III. Give full answers:

Model: Where did modern mathematics begin? (in Ancient Greece)

Modern mathematics began in Ancient Greece.

1.What mathematicians were the most distingulished in early Greek mathematics? (Undoubtedly Pythagoras and his followers) 2. Whose pupil was Pythagoras? (Thales, the founder of deductive methods) 3. What doctrines did the Pythagoreans teach? (A mixture of morality, astrology, music and genuine mathematics) 4. What ancient cultures did the Pythagoreans inherit mathematical knowledge from? (Babylonians, Egyptians and Indians) 5. What contribution did the Pythagoreans make to mathematics? (Abstracted the concepts of Number, Geometric Form and Figure; Developed and applied deductive reasoning) 6. What were their profoundest discoveries? ( Pythagorean theorem, Incommen - surables) 7. Who proved the general theorem? ( Pythagoras is credited with; the proof is attributed to) 8. How did the Pythagoreans prove their great theorem? (Under the unchallenged assumption that “Numbers rule the Universe”) 9. What was the Pythagoreans contribution to number theory? (The creation of the classical theory of natural numbers) 10. How did the Pythagoreans treat natural numbers? (The essence of all the existing things) 11. How did the Pythagoreans come to recognize incommensurable quantities? (Failed to find a rational number for √2) 12. How did they regard the discovery of incommensurables? (Logical scandal in the foundations of mathematics) 13. What did they call numbers √2, √3, etc.? (Irrationals) 14. How did they deal with irrationals? (By approximating them by means of ratios) 15. What did the discovery of incommensurables result in? (A need to establish a new theory of proportions independent of commensurability) 16. Who developed a theory of incommensurables? (Eudoxus) 17. Who made this theory popular? (Euclid) 18. How did mathematicians learn about the theory? (Euclid presented it in geometrical form in his “Elements”) 19. How can Eudoxus’ theory be estimated? (A masterpiece of Greek mathematics) 20. When did Eudoxus’s theory become fully appreciated? (In the late nineteenth century) 21. Who constructed the first truly rigorous theory of irrational numbers? (Dedikind, Cantor, Weierstrass) 22. How did Greek mathematics benefit from its first classical crisis in the foundations of mathematics? (Ultimate influence was beneficial and considerable) 23. What did the Pythagoreans’ discovery of “incommensurable” quantities bring about? (Ultimately dispelled the belied that the Universe was built on natural numbers)
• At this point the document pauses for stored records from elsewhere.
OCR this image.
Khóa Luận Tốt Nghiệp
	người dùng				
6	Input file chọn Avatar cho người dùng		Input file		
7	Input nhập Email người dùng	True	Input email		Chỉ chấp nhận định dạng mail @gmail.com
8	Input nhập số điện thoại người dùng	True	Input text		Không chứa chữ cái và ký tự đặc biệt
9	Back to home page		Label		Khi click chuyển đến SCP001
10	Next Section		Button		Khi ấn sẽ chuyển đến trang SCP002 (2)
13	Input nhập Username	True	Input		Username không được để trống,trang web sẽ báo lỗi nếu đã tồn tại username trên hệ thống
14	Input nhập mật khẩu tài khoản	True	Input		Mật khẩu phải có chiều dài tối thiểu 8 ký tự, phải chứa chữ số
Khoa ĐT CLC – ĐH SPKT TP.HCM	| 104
IV. Ask questions in the model using the words suggested:

Model: The word “geometry” was derived from the Greek words for “earth measure”. (Where … from?)

1.The ancients believed that the earth was flat (What?) 2. The early geometers dealt with measurements of line segments, angles, and other figures in a plane. (What … with?) 3. Gradually the meaning of “geometry” was extended to the ordinary space of solids (How?) 4. Greek mathematicians considered geometry as a logical system. (Who?) 5.They assumed certain properties and try to deduce other properties from these assumptions. (How?) 6. During the last century geometry was still further extended to include the study of abstract spaces.(Why?) 7. Nowadays Geometry has to be defined in an entirely new way. (How?) 8. In contemporary science geometrical imagery (points, lines, planes, etc.) may be represented in many ways. (What?) 9. Any modern geometric discourse starts with a list of undefined terms and relations. (What … with?) 10. The set of relations to which the points are subjected is called the structure of the space. 11. Geometry today is the theory of any space structure. (What?) 12. Geometry multiplied from one to many. (How?) 13. Some very general geometries came into being. (What?) 14. Each geometry has its own underlying controlling transformation group. (What?) 15. New geometries find invaluable application in the modern development of analysis (Where?)